Mirko Stefani

Personal information
- Date of birth: 25 January 1984 (age 41)
- Place of birth: Borgo Valsugana, Italy
- Height: 1.80 m (5 ft 11 in)
- Position(s): Central defender

Youth career
- Milan

Senior career*
- Years: Team / Apps / (Gls)
- 2002–2003: Milan / 1 / (0)
- 2003–2005: Parma / 2 / (0)
- 2003–2004: → Prato (loan) / 7 / (0)
- 2004–2005: → Bellaria Igea Marina (loan) / 35 / (0)
- 2005–2011: Reggiana / 153 / (23)
- 2010–2011: → Cremonese (loan) / 31 / (2)
- 2011–2012: Frosinone / 28 / (0)
- 2013–2014: Real Vicenza / 20 / (0)
- 2014–2015: Messina / 32 / (3)
- 2015–2022: Pordenone / 142 / (2)

International career
- 2001: Italy U17 / 4 / (1)
- 2002: Italy U18 / 3 / (0)
- 2002–2003: Italy U19 / 7 / (0)
- 2003–2005: Italy U20 / 6 / (0)

Managerial career
- 2023: Pordenone

= Mirko Stefani =

Italian footballer

Mirko Stefani (born 25 January 1984) is an Italian football coach and former player who played as a defender.

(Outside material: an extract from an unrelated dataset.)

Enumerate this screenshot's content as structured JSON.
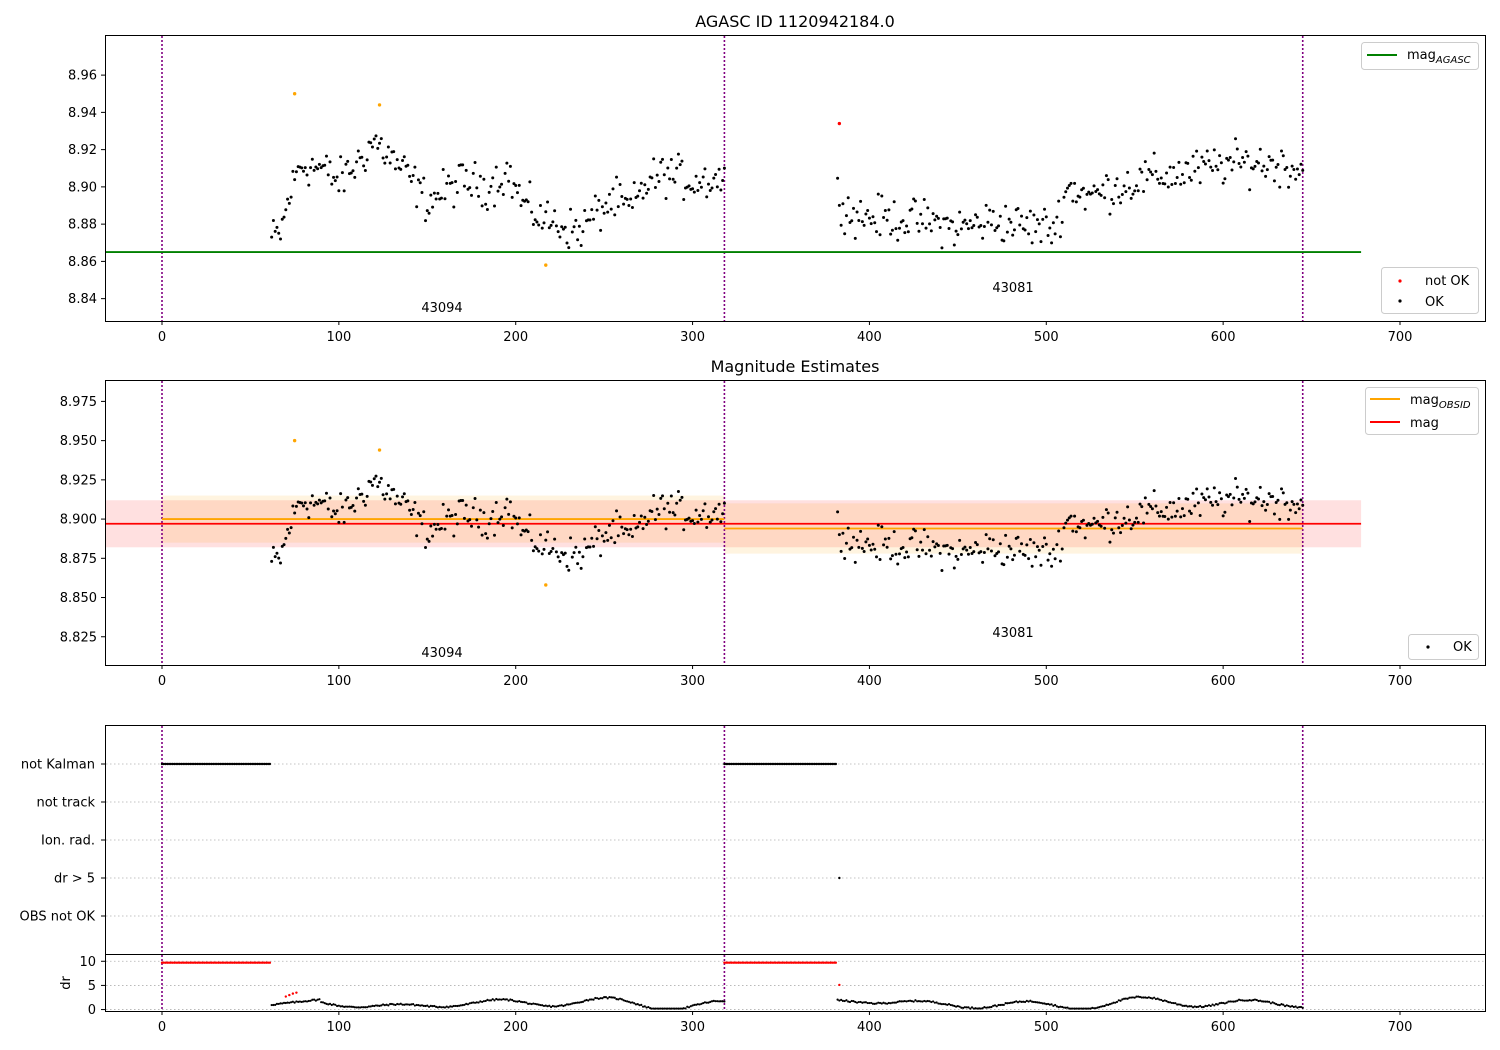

Stefani has played once in Serie A and over 100 matches in Serie C2.

==Playing career==

===Early career===
Born in Borgo Valsugana, Trentino, Stefani started his professional career with AC Milan of Lombardy, at first as a midfielder. He played his first and only match for AC Milan first team on 24 May 2003, the last Serie A match of the season and the match before 2003 UEFA Champions League Final and 2003 Coppa Italia Final. He was substituted at halftime with Mattia Dal Bello, Milan already losing 1–3 at that time.

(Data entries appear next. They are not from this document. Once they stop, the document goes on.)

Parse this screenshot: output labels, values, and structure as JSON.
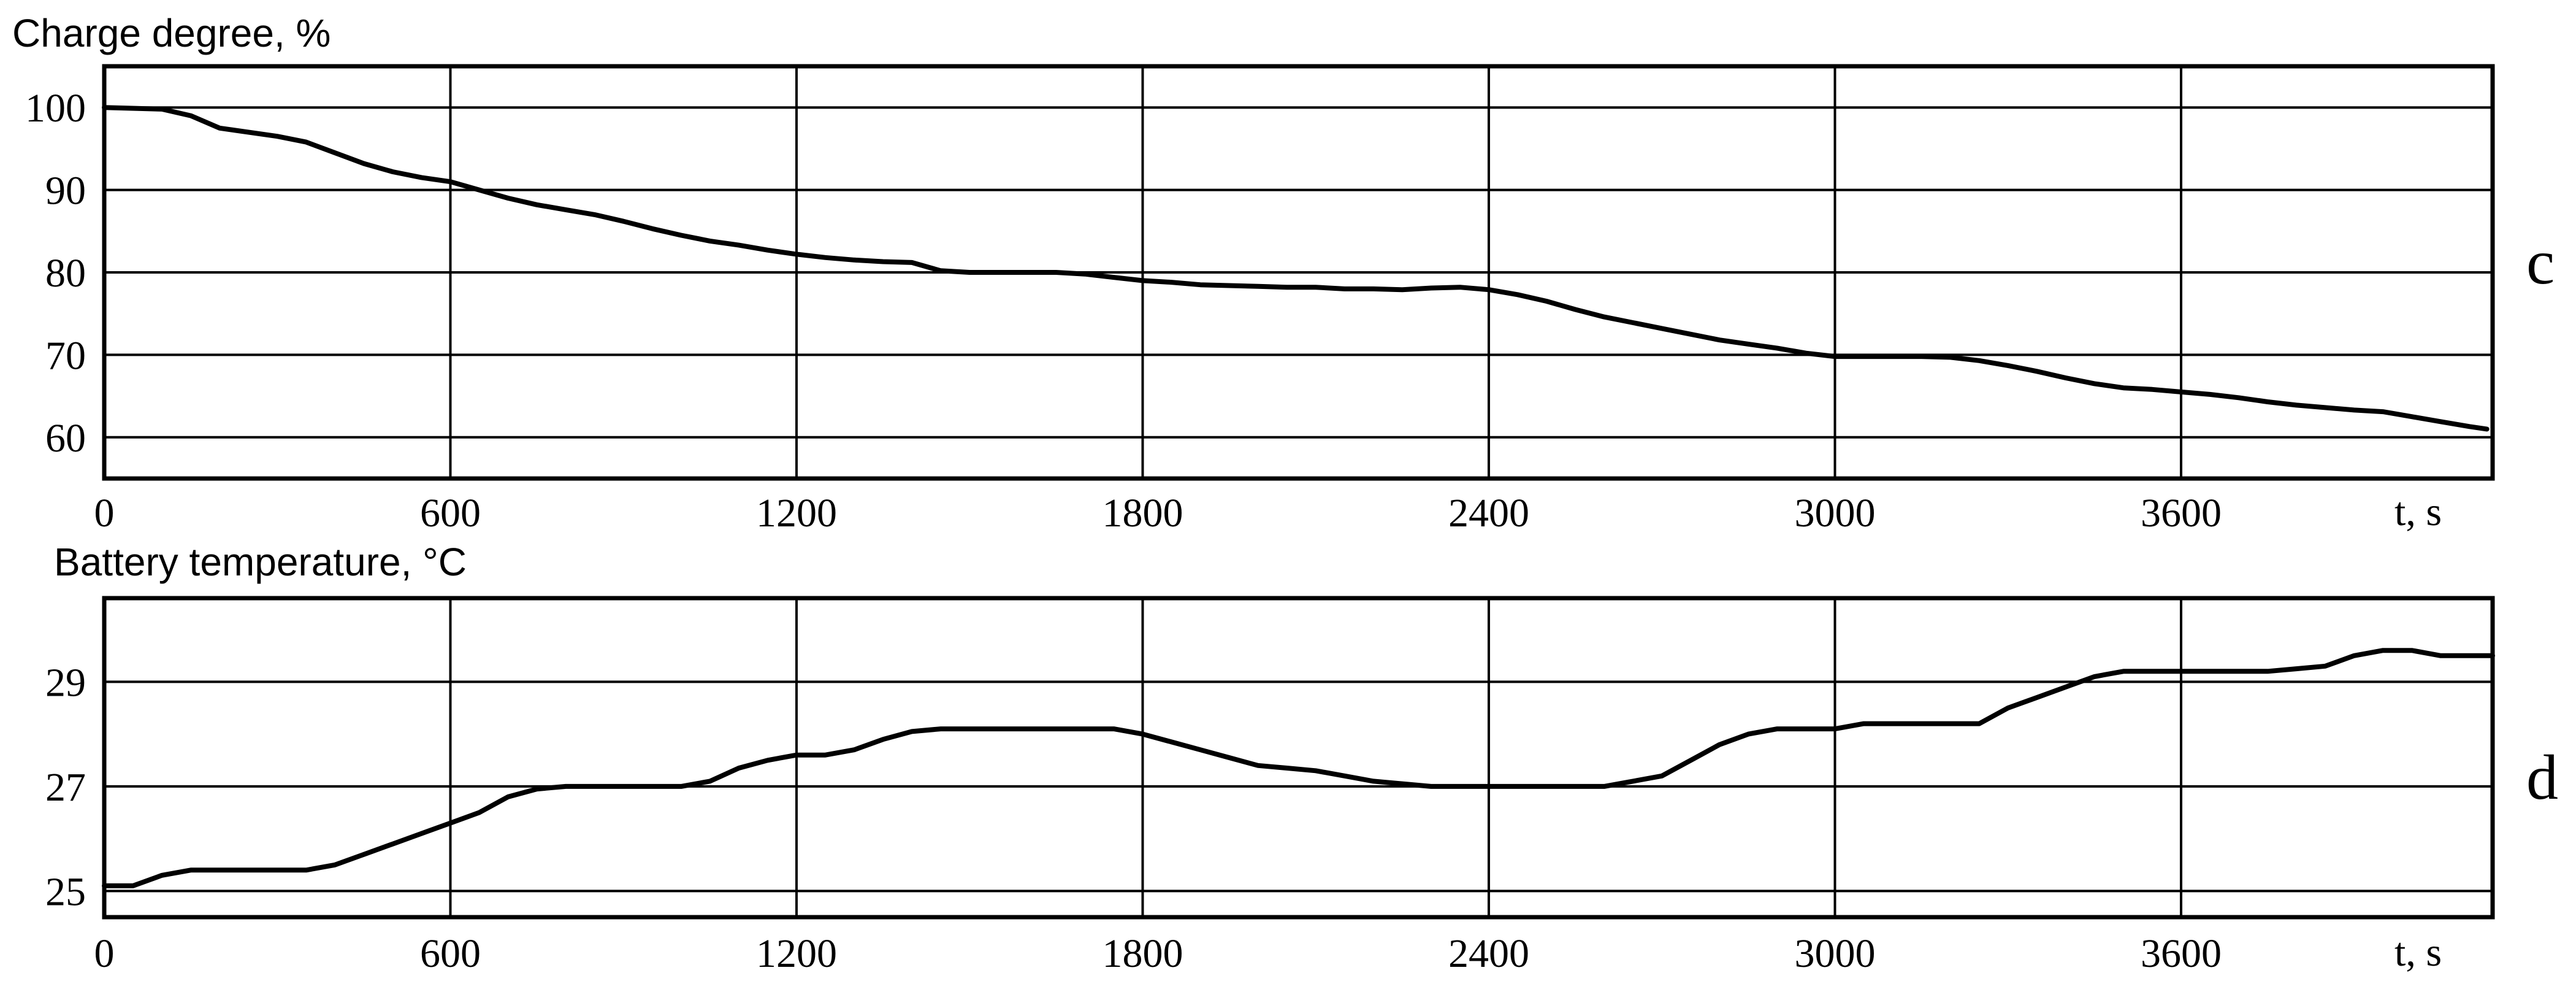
{
  "chart_data": [
    {
      "type": "line",
      "panel": "c",
      "ylabel": "Charge degree, %",
      "xlabel": "t, s",
      "xlim": [
        0,
        4140
      ],
      "ylim": [
        55,
        105
      ],
      "xticks": [
        0,
        600,
        1200,
        1800,
        2400,
        3000,
        3600
      ],
      "yticks": [
        60,
        70,
        80,
        90,
        100
      ],
      "grid": true,
      "x": [
        0,
        100,
        150,
        200,
        300,
        350,
        400,
        450,
        500,
        550,
        600,
        650,
        700,
        750,
        800,
        850,
        900,
        950,
        1000,
        1050,
        1100,
        1150,
        1200,
        1250,
        1300,
        1350,
        1400,
        1450,
        1500,
        1550,
        1600,
        1650,
        1700,
        1750,
        1800,
        1850,
        1900,
        1950,
        2000,
        2050,
        2100,
        2150,
        2200,
        2250,
        2300,
        2350,
        2400,
        2450,
        2500,
        2550,
        2600,
        2650,
        2700,
        2750,
        2800,
        2850,
        2900,
        2950,
        3000,
        3050,
        3100,
        3150,
        3200,
        3250,
        3300,
        3350,
        3400,
        3450,
        3500,
        3550,
        3600,
        3650,
        3700,
        3750,
        3800,
        3850,
        3900,
        3950,
        4000,
        4050,
        4100,
        4130
      ],
      "y": [
        100,
        99.8,
        99,
        97.5,
        96.5,
        95.8,
        94.5,
        93.2,
        92.2,
        91.5,
        91,
        90,
        89,
        88.2,
        87.6,
        87,
        86.2,
        85.3,
        84.5,
        83.8,
        83.3,
        82.7,
        82.2,
        81.8,
        81.5,
        81.3,
        81.2,
        80.2,
        80,
        80,
        80,
        80,
        79.8,
        79.4,
        79,
        78.8,
        78.5,
        78.4,
        78.3,
        78.2,
        78.2,
        78,
        78,
        77.9,
        78.1,
        78.2,
        77.9,
        77.3,
        76.5,
        75.5,
        74.6,
        73.9,
        73.2,
        72.5,
        71.8,
        71.3,
        70.8,
        70.2,
        69.8,
        69.8,
        69.8,
        69.8,
        69.7,
        69.3,
        68.7,
        68,
        67.2,
        66.5,
        66,
        65.8,
        65.5,
        65.2,
        64.8,
        64.3,
        63.9,
        63.6,
        63.3,
        63.1,
        62.5,
        61.9,
        61.3,
        61
      ]
    },
    {
      "type": "line",
      "panel": "d",
      "ylabel": "Battery temperature, °C",
      "xlabel": "t, s",
      "xlim": [
        0,
        4140
      ],
      "ylim": [
        24.5,
        30.6
      ],
      "xticks": [
        0,
        600,
        1200,
        1800,
        2400,
        3000,
        3600
      ],
      "yticks": [
        25,
        27,
        29
      ],
      "grid": true,
      "x": [
        0,
        50,
        100,
        150,
        200,
        250,
        300,
        350,
        400,
        450,
        500,
        550,
        600,
        650,
        700,
        750,
        800,
        850,
        900,
        950,
        1000,
        1050,
        1100,
        1150,
        1200,
        1250,
        1300,
        1350,
        1400,
        1450,
        1500,
        1550,
        1600,
        1650,
        1700,
        1750,
        1800,
        1850,
        1900,
        1950,
        2000,
        2050,
        2100,
        2150,
        2200,
        2250,
        2300,
        2350,
        2400,
        2450,
        2500,
        2550,
        2600,
        2650,
        2700,
        2750,
        2800,
        2850,
        2900,
        2950,
        3000,
        3050,
        3100,
        3150,
        3200,
        3250,
        3300,
        3350,
        3400,
        3450,
        3500,
        3550,
        3600,
        3650,
        3700,
        3750,
        3800,
        3850,
        3900,
        3950,
        4000,
        4050,
        4100,
        4140
      ],
      "y": [
        25.1,
        25.1,
        25.3,
        25.4,
        25.4,
        25.4,
        25.4,
        25.4,
        25.5,
        25.7,
        25.9,
        26.1,
        26.3,
        26.5,
        26.8,
        26.95,
        27,
        27,
        27,
        27,
        27,
        27.1,
        27.35,
        27.5,
        27.6,
        27.6,
        27.7,
        27.9,
        28.05,
        28.1,
        28.1,
        28.1,
        28.1,
        28.1,
        28.1,
        28.1,
        28,
        27.85,
        27.7,
        27.55,
        27.4,
        27.35,
        27.3,
        27.2,
        27.1,
        27.05,
        27,
        27,
        27,
        27,
        27,
        27,
        27,
        27.1,
        27.2,
        27.5,
        27.8,
        28,
        28.1,
        28.1,
        28.1,
        28.2,
        28.2,
        28.2,
        28.2,
        28.2,
        28.5,
        28.7,
        28.9,
        29.1,
        29.2,
        29.2,
        29.2,
        29.2,
        29.2,
        29.2,
        29.25,
        29.3,
        29.5,
        29.6,
        29.6,
        29.5,
        29.5,
        29.5
      ]
    }
  ],
  "panels": [
    {
      "letter": "c",
      "ylabel": "Charge degree, %",
      "xlabel": "t, s"
    },
    {
      "letter": "d",
      "ylabel": "Battery temperature, °C",
      "xlabel": "t, s"
    }
  ]
}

In summer 2003, he was included in a 6-men swap deal with Parma—Stefani along with Marco Donadel and Davide Favaro, exchanged with Luca Ferretti, Roberto Massaro and Filippo Porcari.

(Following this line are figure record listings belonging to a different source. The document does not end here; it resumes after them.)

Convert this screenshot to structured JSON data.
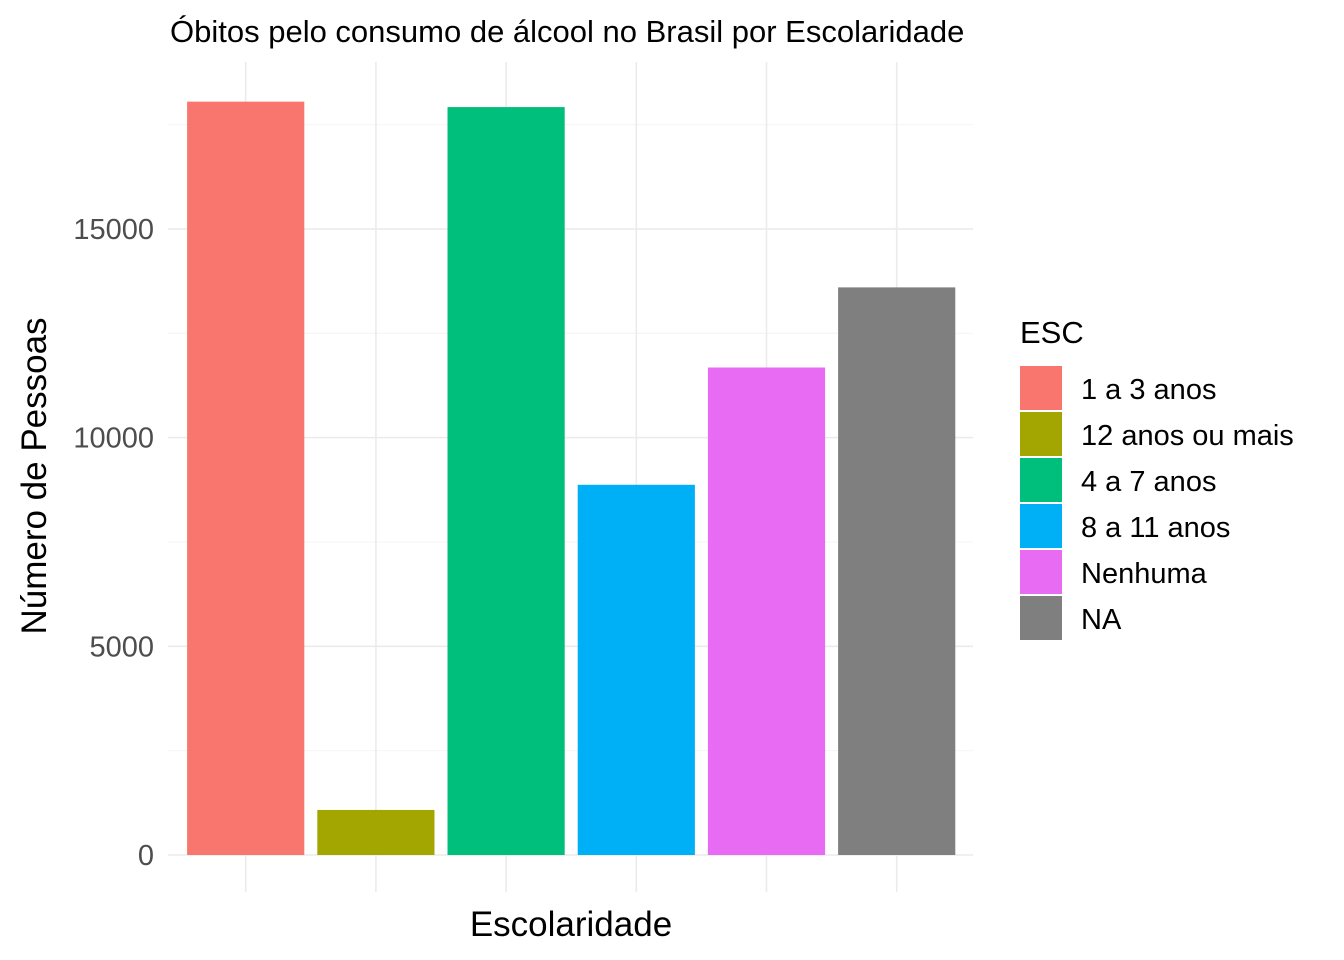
{
  "chart_data": {
    "type": "bar",
    "title": "Óbitos pelo consumo de álcool no Brasil por Escolaridade",
    "xlabel": "Escolaridade",
    "ylabel": "Número de Pessoas",
    "categories": [
      "1 a 3 anos",
      "12 anos ou mais",
      "4 a 7 anos",
      "8 a 11 anos",
      "Nenhuma",
      "NA"
    ],
    "values": [
      18050,
      1080,
      17920,
      8870,
      11680,
      13600
    ],
    "colors": [
      "#F8766D",
      "#A3A500",
      "#00BF7D",
      "#00B0F6",
      "#E76BF3",
      "#7F7F7F"
    ],
    "ylim": [
      0,
      19000
    ],
    "yticks": [
      0,
      5000,
      10000,
      15000
    ],
    "yticks_labels": [
      "0",
      "5000",
      "10000",
      "15000"
    ],
    "grid": true,
    "x_tick_labels_shown": false,
    "legend": {
      "title": "ESC",
      "position": "right",
      "entries": [
        "1 a 3 anos",
        "12 anos ou mais",
        "4 a 7 anos",
        "8 a 11 anos",
        "Nenhuma",
        "NA"
      ]
    }
  }
}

He was immediately loaned to Prato of Serie C1. Although Stefani returned to Parma in January 2004, he did not play any match. In June 2004 Parma bought Favaro and Stefani outright; Milan bought back Donadel, bought Ferretti and Porcari outright; Massaro deal was renewed.

Stefani left for Bellaria Igea Marina of Serie C2 in 2004–05 season, where he played as a regular starter.

===Reggiana===
Reggiana signed him in a co-ownership deal in 2005. Stefani played 3 out of 4 promotion playoffs in summer 2007. Although Reggiana failed to win, the club bought all remain registration rights from Parma, along with Marco Fanna.

In 2010, he left for Cremonese in temporary deal.

===Frosinone===
On 18 August 2011 Stefani left for Frosinone Calcio in 3-year deal.

===Italian football scandal===
On 18 June 2012 he was banned 4 years for involvement in 2011–12 Italian football scandal. In April 2013 the ban was reduced to 13 months after the appeal was partially accepted by the Tribunale Nazionale di Arbitrato per lo Sport (TNAS) of CONI.

===Real Vicenza===
In summer 2013 he was signed by Real Vicenza V.S.

===Messina===
In summer 2014 he was signed by A.C.R. Messina.

===Pordenone ===
On 24 July 2015 he was signed by Pordenone.

==International career==
At international level he was capped for the Italy national under-16 team at the 2001 UEFA European Under-16 Championship and for the Italy under-19 team at the 2003 UEFA European Under-19 Championship.

==Coaching career==
On 6 March 2023, after having served as youth coach in charge of Pordenone Under-17, Stefani was appointed new head coach of the first team in the Serie C league. He was dismissed as head coach on 11 April 2023 after 6 league games in charge (2 wins, 2 draws and 2 losses).